La clave era la empatía. De lado y lado.Trabajamos eso con Pablo. Primero, acerca de cómo todos tenemos miedos que no tienen una base real, pero no por eso dejan de asustarnos y de cómo cuando estamos junto a alguien con un miedo de esas características, no nos enojamos ni los dejamos solos, sino que intentamos hacerle ver al otro que no tiene nada de que temer.

Separamos entonces los miedos del padre en dos grupos. Los que sí nos parecían razonables, como temer que su hijo fuese discriminado laboralmente, de los que nos parecían sólo prejuicios, como la mayor promiscuidad entre los homosexuales.

Las sesiones siguientes las realicé con Pablo y sus padres. Era un espacio para hablar de los miedos, de las creencias de cada uno, sin que nadie juzgase a nadie. Primero se tenían que escuchar mutuamente. La cara del padre de Pablo fue cambiando a medida que se daba cuenta que su hijo entendía sus miedos e, incluso, compartía algunos de ellos. De la postura desafiante con que enfrentó a Pablo, ahora se mostraba más receptivo y volvía a verlo como su niño querido, que lloraba también con temor por las dificultades que él también vislumbraba.
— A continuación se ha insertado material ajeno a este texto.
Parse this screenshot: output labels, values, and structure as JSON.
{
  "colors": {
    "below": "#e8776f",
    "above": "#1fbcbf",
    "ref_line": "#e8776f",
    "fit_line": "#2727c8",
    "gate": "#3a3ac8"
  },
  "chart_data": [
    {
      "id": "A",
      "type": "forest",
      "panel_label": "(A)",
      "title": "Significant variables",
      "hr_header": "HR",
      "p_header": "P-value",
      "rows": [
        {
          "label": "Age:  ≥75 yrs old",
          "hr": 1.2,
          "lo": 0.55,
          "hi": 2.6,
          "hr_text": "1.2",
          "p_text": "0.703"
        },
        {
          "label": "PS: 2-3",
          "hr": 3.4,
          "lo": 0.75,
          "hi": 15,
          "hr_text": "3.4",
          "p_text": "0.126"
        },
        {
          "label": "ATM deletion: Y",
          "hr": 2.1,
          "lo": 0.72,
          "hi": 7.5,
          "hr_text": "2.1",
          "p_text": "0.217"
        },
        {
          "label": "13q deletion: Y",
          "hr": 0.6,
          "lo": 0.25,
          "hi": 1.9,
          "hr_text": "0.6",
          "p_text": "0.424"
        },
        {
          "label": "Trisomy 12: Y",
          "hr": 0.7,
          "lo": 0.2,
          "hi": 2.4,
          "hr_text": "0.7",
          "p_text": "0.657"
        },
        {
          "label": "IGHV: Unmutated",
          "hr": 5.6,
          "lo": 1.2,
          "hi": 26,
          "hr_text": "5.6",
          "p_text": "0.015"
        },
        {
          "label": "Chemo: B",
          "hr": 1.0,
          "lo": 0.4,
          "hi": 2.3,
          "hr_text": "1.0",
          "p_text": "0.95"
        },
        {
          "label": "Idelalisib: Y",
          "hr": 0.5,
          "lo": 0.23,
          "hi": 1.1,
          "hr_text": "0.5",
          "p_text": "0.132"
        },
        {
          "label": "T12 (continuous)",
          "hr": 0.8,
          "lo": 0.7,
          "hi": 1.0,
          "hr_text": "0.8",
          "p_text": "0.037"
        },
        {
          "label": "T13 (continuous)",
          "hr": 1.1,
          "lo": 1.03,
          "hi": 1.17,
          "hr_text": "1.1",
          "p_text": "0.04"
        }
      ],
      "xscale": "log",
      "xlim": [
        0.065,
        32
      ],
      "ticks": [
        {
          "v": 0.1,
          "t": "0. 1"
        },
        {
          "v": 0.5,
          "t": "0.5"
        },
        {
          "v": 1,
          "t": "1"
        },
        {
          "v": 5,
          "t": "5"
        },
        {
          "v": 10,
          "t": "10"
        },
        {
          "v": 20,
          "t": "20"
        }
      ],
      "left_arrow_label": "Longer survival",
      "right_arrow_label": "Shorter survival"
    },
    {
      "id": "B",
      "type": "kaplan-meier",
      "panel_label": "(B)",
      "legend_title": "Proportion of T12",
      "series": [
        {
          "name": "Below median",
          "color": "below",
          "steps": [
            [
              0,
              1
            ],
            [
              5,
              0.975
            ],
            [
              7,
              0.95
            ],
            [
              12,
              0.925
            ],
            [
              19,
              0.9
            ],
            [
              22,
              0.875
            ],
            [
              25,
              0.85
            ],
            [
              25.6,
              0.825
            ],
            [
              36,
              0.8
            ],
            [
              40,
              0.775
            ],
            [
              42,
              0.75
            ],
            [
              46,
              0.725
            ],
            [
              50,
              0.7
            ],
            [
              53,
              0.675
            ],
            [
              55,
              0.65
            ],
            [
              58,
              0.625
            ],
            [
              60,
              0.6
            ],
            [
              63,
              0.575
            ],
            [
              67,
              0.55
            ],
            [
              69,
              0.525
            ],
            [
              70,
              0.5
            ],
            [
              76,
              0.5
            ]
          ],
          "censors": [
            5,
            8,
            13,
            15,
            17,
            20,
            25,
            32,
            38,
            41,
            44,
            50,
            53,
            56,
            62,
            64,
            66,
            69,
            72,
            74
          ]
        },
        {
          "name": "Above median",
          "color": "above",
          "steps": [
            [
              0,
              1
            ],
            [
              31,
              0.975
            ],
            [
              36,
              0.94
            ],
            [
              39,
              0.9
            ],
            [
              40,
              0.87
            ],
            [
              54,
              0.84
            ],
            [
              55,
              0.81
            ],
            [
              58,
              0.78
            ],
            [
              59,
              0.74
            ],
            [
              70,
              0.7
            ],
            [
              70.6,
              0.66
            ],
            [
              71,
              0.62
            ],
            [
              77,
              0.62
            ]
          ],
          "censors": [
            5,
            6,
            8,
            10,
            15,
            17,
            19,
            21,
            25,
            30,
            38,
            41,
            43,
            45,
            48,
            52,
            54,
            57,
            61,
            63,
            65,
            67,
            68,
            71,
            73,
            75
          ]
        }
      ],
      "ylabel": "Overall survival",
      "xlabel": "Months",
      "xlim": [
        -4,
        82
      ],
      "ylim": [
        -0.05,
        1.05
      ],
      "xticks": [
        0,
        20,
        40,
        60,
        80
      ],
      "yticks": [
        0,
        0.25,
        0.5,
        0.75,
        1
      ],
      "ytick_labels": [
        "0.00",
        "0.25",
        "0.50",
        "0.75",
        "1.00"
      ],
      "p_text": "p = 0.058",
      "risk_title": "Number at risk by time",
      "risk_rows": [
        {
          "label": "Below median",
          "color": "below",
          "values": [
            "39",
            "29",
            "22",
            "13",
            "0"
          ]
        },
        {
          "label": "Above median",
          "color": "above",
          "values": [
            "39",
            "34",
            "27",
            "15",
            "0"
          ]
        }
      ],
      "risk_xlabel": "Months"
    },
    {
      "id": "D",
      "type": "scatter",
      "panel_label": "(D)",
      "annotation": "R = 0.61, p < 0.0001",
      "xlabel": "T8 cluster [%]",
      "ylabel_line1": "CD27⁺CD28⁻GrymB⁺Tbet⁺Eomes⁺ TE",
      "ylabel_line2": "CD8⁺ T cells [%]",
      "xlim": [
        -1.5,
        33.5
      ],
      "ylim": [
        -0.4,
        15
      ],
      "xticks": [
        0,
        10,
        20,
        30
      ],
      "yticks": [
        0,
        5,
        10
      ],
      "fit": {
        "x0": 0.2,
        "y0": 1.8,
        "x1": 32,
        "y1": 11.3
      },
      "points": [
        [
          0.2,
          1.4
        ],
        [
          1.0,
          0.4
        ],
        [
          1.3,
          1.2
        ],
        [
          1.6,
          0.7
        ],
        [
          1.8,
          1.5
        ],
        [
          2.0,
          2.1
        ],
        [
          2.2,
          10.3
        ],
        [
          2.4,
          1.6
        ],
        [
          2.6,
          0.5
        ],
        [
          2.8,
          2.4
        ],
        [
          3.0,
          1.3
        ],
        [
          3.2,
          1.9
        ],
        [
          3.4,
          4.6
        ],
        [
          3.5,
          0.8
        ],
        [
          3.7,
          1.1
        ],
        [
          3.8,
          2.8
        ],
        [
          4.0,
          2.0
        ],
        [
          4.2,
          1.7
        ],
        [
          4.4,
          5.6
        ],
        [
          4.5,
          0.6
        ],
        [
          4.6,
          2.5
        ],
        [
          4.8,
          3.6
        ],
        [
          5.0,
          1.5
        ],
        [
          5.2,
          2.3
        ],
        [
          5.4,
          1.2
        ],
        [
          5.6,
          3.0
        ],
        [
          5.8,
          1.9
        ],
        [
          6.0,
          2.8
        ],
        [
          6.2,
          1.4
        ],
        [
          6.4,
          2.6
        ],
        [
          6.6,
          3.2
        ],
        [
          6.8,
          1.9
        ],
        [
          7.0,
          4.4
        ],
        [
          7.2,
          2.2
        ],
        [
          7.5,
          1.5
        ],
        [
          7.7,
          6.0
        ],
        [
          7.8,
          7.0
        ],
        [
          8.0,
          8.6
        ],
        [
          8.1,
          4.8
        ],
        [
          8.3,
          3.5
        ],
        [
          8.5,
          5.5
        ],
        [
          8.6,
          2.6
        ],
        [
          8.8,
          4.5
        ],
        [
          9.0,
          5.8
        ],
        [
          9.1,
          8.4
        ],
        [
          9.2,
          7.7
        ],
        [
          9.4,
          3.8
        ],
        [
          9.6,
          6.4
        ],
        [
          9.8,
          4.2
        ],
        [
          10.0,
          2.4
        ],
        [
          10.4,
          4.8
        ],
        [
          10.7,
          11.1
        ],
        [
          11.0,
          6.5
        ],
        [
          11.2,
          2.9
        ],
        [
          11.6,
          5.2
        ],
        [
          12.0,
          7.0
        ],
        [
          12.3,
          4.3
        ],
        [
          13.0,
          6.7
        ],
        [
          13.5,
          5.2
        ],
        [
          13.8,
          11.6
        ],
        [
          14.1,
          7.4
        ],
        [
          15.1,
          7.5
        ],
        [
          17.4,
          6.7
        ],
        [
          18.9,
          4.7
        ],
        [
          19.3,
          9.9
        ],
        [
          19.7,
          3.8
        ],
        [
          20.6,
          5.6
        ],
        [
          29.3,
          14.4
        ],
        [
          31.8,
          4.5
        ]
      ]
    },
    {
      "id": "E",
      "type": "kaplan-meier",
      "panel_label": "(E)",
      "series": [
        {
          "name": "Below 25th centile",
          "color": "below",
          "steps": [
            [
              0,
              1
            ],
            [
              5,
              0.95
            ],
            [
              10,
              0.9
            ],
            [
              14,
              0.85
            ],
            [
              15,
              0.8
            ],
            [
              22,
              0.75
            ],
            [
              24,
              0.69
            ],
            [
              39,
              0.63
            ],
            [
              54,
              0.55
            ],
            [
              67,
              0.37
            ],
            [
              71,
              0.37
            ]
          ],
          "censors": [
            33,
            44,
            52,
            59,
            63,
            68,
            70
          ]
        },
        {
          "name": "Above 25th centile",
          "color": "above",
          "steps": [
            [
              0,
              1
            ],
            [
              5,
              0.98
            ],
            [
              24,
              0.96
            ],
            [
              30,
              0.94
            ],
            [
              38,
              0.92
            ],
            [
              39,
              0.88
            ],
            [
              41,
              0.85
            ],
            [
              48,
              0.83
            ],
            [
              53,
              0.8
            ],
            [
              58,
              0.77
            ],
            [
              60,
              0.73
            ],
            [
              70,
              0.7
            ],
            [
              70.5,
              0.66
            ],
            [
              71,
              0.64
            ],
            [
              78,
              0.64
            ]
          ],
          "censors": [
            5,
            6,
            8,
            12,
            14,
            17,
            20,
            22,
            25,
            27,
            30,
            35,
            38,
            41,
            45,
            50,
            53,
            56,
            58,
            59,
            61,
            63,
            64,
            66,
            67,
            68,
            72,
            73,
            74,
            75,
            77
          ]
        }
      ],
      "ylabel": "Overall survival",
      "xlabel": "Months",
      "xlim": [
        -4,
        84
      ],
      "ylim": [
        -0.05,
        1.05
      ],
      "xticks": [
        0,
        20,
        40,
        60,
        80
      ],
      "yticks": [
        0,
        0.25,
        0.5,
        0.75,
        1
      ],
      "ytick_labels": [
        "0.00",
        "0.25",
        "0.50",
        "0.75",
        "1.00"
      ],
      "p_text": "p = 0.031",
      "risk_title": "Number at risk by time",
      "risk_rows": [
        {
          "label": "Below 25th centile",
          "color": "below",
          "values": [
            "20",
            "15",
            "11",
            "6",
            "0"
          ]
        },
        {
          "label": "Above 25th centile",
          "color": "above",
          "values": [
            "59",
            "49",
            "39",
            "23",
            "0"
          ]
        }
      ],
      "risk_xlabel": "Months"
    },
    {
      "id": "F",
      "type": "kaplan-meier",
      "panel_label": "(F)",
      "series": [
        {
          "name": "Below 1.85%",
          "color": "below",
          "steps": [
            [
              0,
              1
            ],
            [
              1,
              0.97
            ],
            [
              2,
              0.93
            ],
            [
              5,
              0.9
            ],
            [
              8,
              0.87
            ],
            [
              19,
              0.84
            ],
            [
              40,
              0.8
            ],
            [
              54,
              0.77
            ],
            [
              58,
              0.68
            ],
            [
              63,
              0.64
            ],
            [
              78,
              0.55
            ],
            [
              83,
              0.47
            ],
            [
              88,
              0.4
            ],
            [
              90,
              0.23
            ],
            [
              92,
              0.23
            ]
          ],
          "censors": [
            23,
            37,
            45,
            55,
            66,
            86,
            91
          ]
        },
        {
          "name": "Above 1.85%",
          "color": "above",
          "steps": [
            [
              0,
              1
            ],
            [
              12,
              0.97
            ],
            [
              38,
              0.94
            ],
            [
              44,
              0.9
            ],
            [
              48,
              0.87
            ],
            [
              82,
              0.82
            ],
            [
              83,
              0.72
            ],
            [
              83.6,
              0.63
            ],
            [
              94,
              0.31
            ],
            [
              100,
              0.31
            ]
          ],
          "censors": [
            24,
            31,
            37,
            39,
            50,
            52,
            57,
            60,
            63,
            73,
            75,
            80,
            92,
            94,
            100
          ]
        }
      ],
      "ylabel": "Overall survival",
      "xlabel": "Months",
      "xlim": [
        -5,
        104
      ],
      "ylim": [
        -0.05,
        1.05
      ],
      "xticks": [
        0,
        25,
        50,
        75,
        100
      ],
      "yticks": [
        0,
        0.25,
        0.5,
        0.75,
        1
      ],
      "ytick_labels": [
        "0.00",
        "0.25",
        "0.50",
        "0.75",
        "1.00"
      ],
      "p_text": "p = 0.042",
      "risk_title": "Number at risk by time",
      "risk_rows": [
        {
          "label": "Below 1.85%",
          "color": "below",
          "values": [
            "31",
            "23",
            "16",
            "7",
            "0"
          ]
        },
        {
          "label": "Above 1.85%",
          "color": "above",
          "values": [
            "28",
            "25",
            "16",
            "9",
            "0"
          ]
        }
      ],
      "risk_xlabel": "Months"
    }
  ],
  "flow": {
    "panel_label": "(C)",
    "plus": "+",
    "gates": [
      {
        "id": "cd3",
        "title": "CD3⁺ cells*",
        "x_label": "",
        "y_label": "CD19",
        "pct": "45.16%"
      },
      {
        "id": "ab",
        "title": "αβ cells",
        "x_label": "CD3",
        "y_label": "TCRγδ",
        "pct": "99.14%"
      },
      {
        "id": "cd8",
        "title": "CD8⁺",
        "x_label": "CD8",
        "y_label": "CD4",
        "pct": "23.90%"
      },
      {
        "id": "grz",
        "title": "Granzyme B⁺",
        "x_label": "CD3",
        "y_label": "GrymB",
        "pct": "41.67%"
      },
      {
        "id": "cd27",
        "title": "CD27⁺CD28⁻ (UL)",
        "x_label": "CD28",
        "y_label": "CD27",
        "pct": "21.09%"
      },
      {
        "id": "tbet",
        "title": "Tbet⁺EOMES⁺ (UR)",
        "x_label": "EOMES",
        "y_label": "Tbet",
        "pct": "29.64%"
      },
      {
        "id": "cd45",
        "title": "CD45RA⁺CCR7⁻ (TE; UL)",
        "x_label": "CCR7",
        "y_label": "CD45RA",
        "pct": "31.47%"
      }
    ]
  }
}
Al finalizar la segunda sesión familiar, les ofrecí seguir viéndome con Pablo, para trabajar juntos sobre cómo vivir su orientación homosexual, cómo ir contándolo y a quiénes, y para sobre todo acompañarlo en esta nueva etapa.
Pablo, aún con lágrimas y de manera esperable, accedió.

Lo inesperado fue que tanto su padre como su madre también accedieron, agradecidos, y nunca más se acordaron que habían venido a pedirme que cambiara a su hijo.